Human impact on the environment or anthropogenic impact on the environment includes changes to biophysical environments[1] and to ecosystems, biodiversity, and natural resources[2

][3] caused directly or indirectly by humans, including global warming,[1][4] environmental degradation[1] (such as ocean acidification[1][5]), mass extinction and biodiversity loss,[6][7][8][9] ecological crisis, and ecological collapse. Modifying the environment to fit the needs of society is causing severe effects.[10][11] Some human activities that cause damage (either directly or indirectly) to the environment on a global scale include population growth,[12][13] overconsumption, overexploitation, pollution, and deforestation. Some of the problems, including global warming and biodiversity loss, have been proposed as representing catastrophic risks to the survival of the human species.[14][15]

The term anthropogenic designates an effect or object resulting from human activity.
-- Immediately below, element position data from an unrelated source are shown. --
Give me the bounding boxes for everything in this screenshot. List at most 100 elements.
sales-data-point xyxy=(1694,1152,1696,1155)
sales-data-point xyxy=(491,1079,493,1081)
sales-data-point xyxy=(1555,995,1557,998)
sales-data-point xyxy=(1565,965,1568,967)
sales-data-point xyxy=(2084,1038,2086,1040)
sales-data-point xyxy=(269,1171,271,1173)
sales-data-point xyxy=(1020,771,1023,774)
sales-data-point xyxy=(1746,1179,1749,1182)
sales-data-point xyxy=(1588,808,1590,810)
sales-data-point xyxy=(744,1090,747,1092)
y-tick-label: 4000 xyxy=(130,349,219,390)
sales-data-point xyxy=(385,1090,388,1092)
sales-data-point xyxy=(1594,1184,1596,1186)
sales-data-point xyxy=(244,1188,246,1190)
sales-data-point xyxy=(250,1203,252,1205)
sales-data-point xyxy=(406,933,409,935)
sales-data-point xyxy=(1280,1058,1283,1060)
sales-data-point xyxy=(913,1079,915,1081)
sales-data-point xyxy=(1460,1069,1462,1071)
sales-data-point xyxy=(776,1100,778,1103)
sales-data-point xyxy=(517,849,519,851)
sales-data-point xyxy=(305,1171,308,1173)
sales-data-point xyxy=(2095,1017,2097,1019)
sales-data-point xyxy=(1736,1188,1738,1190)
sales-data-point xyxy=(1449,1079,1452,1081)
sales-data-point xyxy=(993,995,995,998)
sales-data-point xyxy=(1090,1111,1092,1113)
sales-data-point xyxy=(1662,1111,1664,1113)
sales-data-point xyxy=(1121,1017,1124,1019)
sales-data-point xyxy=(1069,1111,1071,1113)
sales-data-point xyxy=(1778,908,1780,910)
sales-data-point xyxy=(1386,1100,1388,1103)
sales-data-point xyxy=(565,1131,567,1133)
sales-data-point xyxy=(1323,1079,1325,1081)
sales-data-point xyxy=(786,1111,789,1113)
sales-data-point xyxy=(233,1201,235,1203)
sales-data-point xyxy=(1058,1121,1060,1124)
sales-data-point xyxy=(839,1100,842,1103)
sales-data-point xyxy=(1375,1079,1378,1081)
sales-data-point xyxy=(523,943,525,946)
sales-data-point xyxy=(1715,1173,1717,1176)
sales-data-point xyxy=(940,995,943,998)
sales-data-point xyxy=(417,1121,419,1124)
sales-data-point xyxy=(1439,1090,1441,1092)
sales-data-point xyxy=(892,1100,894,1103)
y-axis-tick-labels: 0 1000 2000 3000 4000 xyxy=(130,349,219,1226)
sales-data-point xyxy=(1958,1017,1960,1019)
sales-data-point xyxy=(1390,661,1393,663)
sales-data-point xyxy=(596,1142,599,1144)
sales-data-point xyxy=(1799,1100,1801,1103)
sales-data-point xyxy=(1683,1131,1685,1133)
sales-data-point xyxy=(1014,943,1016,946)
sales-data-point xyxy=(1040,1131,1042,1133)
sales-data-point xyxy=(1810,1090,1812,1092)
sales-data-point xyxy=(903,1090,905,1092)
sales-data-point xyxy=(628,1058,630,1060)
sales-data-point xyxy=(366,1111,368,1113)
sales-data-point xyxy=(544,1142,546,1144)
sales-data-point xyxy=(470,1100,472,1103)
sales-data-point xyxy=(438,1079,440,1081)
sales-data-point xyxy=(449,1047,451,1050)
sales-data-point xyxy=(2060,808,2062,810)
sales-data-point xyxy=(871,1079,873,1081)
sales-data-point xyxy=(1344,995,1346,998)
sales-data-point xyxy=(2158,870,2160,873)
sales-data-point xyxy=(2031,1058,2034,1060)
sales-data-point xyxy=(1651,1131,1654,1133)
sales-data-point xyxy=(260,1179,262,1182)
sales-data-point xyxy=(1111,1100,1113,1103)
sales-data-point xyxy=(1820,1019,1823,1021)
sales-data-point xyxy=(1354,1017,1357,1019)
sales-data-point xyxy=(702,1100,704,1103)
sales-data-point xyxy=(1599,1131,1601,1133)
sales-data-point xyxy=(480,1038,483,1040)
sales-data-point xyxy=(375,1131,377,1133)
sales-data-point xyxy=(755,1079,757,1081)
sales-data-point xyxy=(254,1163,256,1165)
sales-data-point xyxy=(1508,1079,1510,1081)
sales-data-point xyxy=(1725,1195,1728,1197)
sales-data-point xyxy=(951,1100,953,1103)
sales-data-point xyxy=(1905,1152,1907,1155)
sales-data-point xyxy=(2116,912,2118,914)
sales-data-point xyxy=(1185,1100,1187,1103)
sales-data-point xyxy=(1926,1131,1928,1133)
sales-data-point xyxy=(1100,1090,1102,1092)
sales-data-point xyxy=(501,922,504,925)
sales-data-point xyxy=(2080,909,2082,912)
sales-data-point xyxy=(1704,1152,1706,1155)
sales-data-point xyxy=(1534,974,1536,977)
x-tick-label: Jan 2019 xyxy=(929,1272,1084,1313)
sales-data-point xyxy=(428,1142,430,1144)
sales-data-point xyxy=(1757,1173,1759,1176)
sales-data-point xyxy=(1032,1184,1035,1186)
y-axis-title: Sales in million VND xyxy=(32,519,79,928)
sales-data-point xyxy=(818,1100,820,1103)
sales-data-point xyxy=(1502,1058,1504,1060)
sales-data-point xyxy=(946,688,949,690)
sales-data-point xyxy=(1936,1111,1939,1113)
The term was first used in the technical sense by Russian geologist Alexey Pavlov, and it was first used in English by British ecologist Arthur Tansley in reference to human influences on climax plant communities.[16] The atmospheric scientist Paul Crutzen introduced the term “Anthropocene” in the mid-1970s.[17] The term is sometimes used in the context of pollution produced from human activity since the start of the Agricultural Revolution but also applies broadly to all major human impacts on the environment.[18][19][20] Many of the actions taken by humans that contribute to a heated environment stem from the burning of fossil fuel from a variety of sources, such as: electricity, cars, planes, space heating, manufacturing, or the destruction of forests.[21]